In August of 2002 Kristoff identified Mr. Z as a research scientist and bio-weapons expert named Dr. Steven Hatfill. Hatfill vehemently maintained his innocence, and was eventually exonerated by authorities. Following this, he sued Kristoff for defamation, and ultimately lost.
As far as 1988, we have Michael Schafer, a man from Atlanta who owned a floor cleaning company, who found his picture in Time Magazine connected to the bombing on Pan Am Flight 103. Time, it must be said, was attempting to provide an alternative theory to what authorities had already determined. It used Schafer’s picture but mistakenly attributed it to another man, David Lovejoy, a Palestinian double agent. Schafer, like Hatfill, sued Time, and settled out of court.
And don’t forget the 2000 election, when some networks initially called the race for Al Gore.
As Farhad Manjoo put it, “Breaking news is broken.” With ever greater numbers of platforms to disseminate information – from TV to online to Twitter, Facebook, and others to emerge in the near future – reporters, tempted by the drug of being first, have been unable to say no to unverified information.
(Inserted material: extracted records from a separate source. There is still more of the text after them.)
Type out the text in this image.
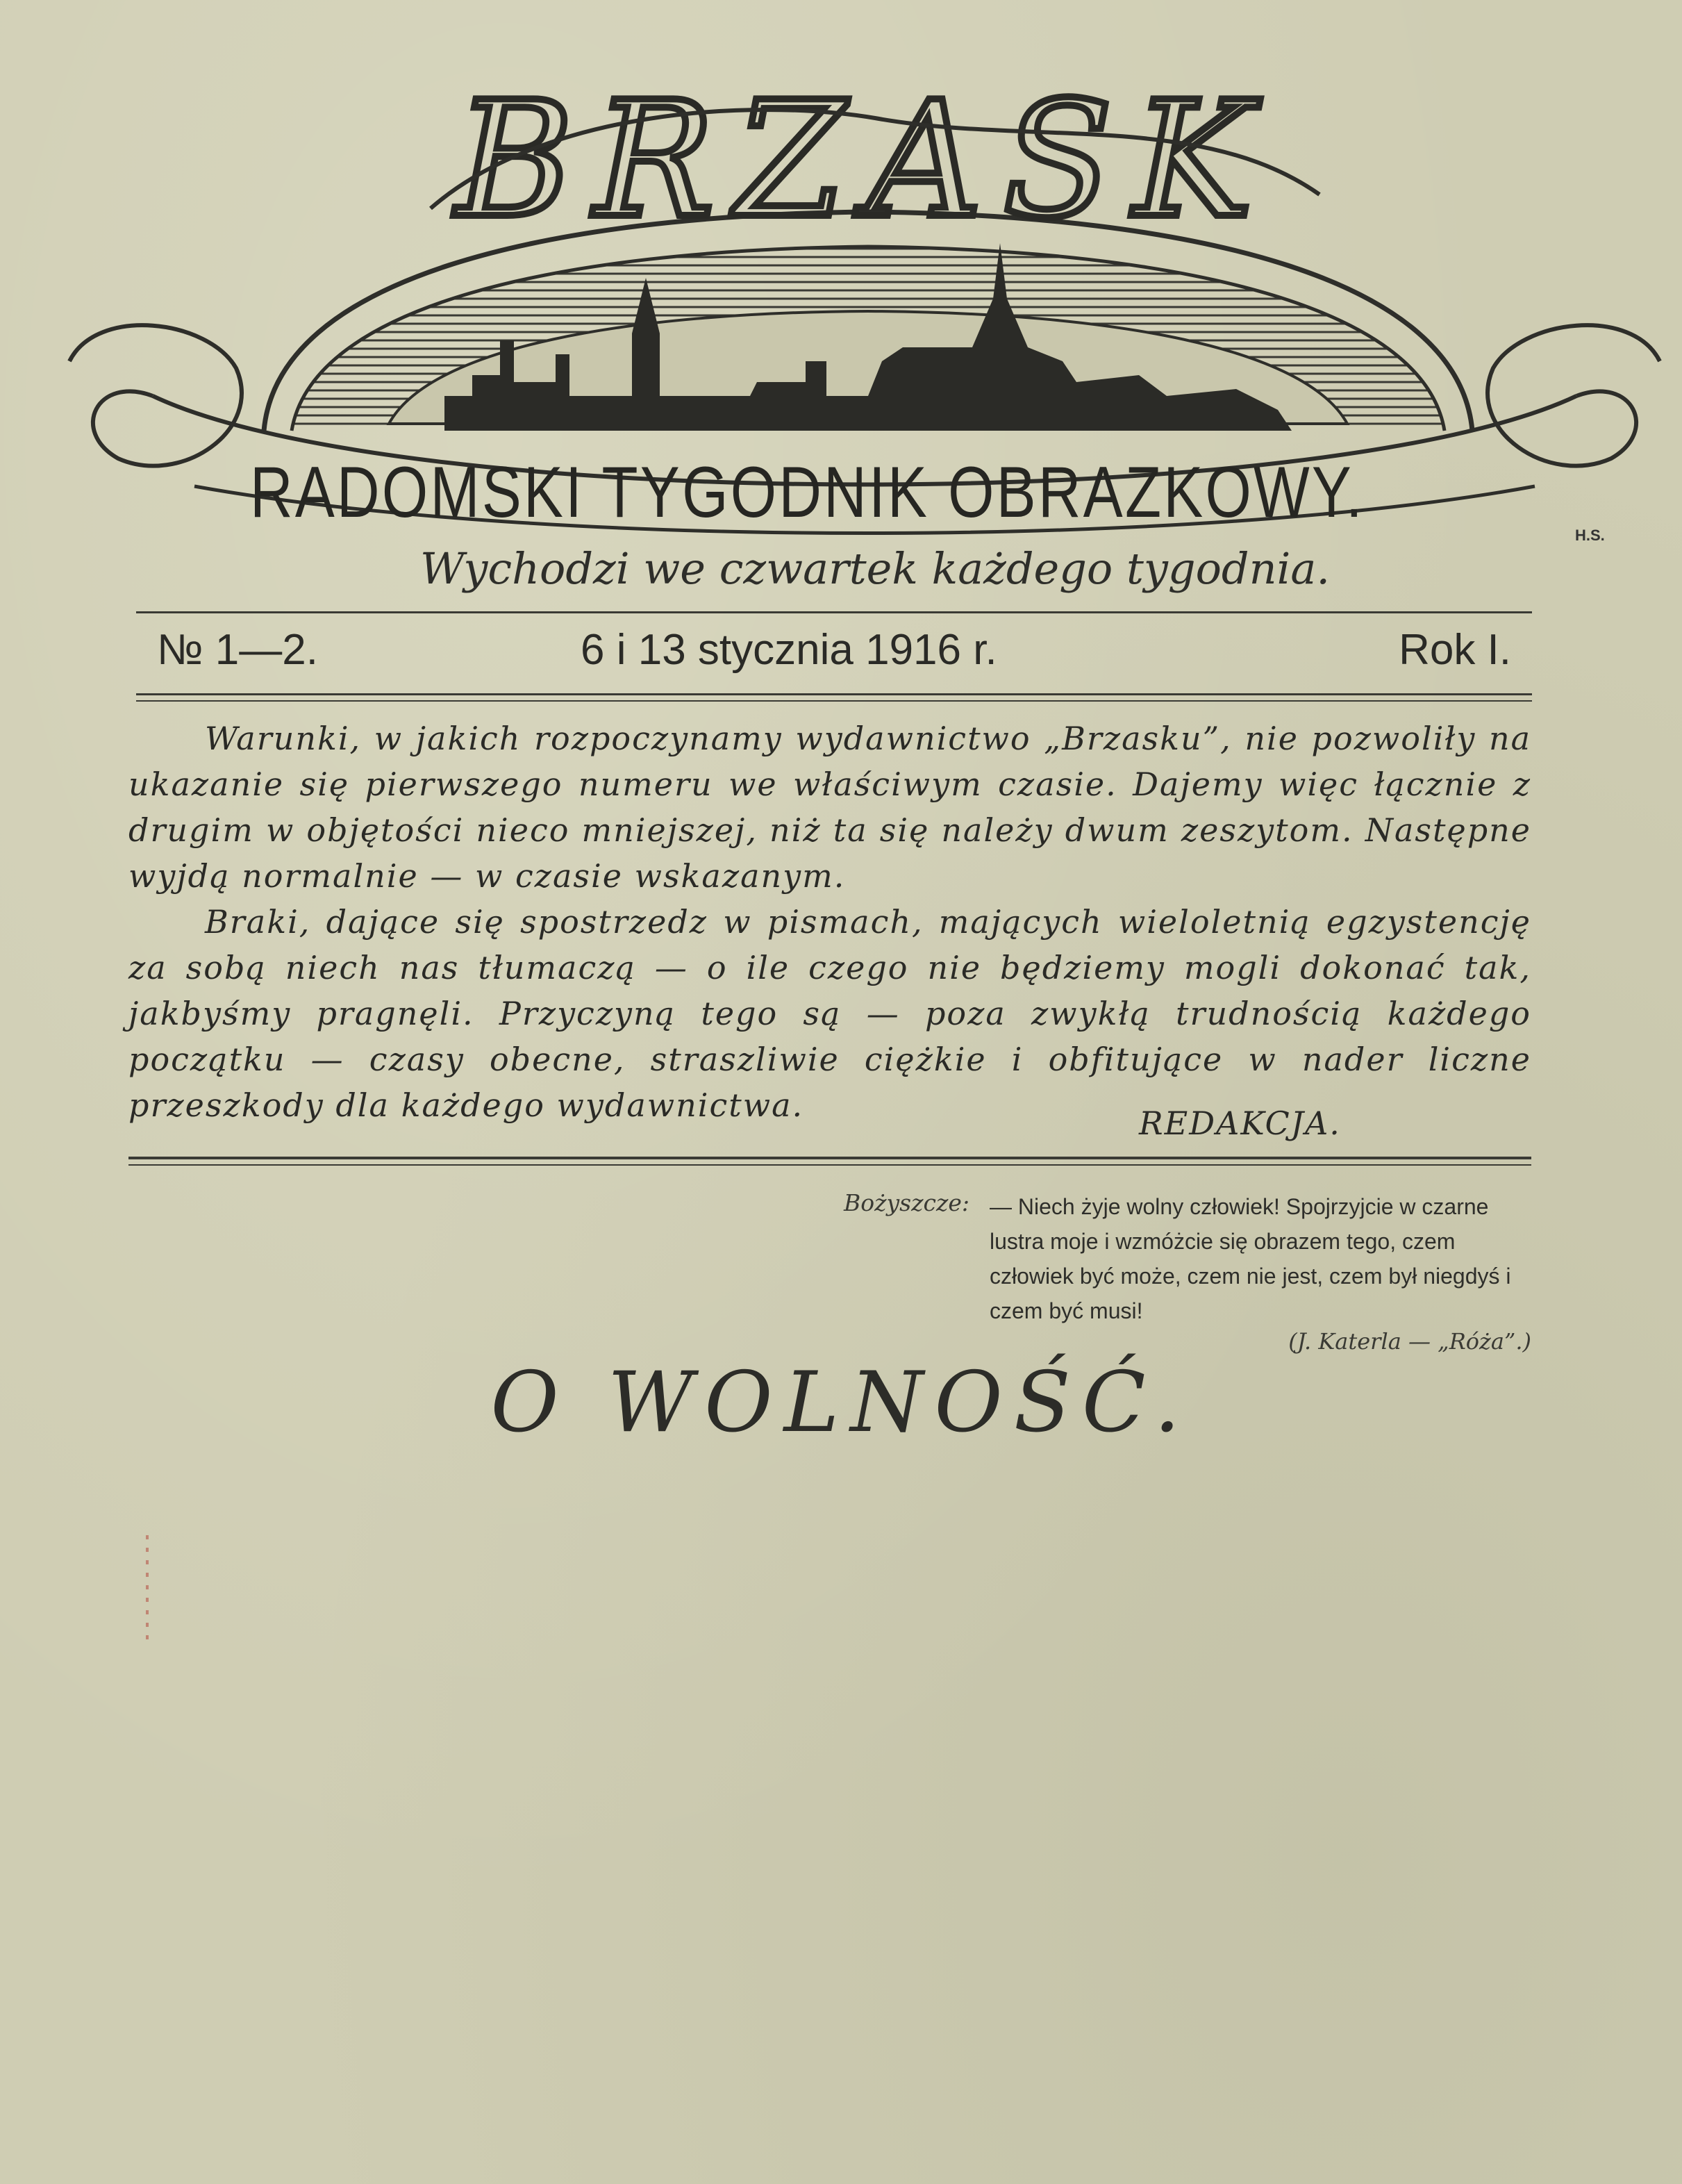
BRZASK
RADOMSKI TYGODNIK OBRAZKOWY.
H.S.
Wychodzi we czwartek każdego tygodnia.
№ 1—2.	6 i 13 stycznia 1916 r.	Rok I.

Warunki, w jakich rozpoczynamy wydawnictwo „Brzasku”, nie pozwoliły na ukazanie się pierwszego numeru we właściwym czasie. Dajemy więc łącznie z drugim w objętości nieco mniejszej, niż ta się należy dwum zeszytom. Następne wyjdą normalnie — w czasie wskazanym.

Braki, dające się spostrzedz w pismach, mających wieloletnią egzystencję za sobą niech nas tłumaczą — o ile czego nie będziemy mogli dokonać tak, jakbyśmy pragnęli. Przyczyną tego są — poza zwykłą trudnością każdego początku — czasy obecne, straszliwie ciężkie i obfitujące w nader liczne przeszkody dla każdego wydawnictwa.	REDAKCJA.
Bożyszcze: — Niech żyje wolny człowiek! Spojrzyjcie w czarne lustra moje i wzmóżcie się obrazem tego, czem człowiek być może, czem nie jest, czem był niegdyś i czem być musi!
(J. Katerla — „Róża”.)
O WOLNOŚĆ.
While information can be transmitted faster to a greater number of people, we must realize the power and danger that comes with this. Undoubtedly there will be a number of posts similar to mine, chiding news outlets for their shoddy coverage. But my point isn’t just the misinformation. It’s that real people and their reputations are at stake.
The last thing we needs is another angry, misguided witch-hunt; we have enough of those already without the media’s help.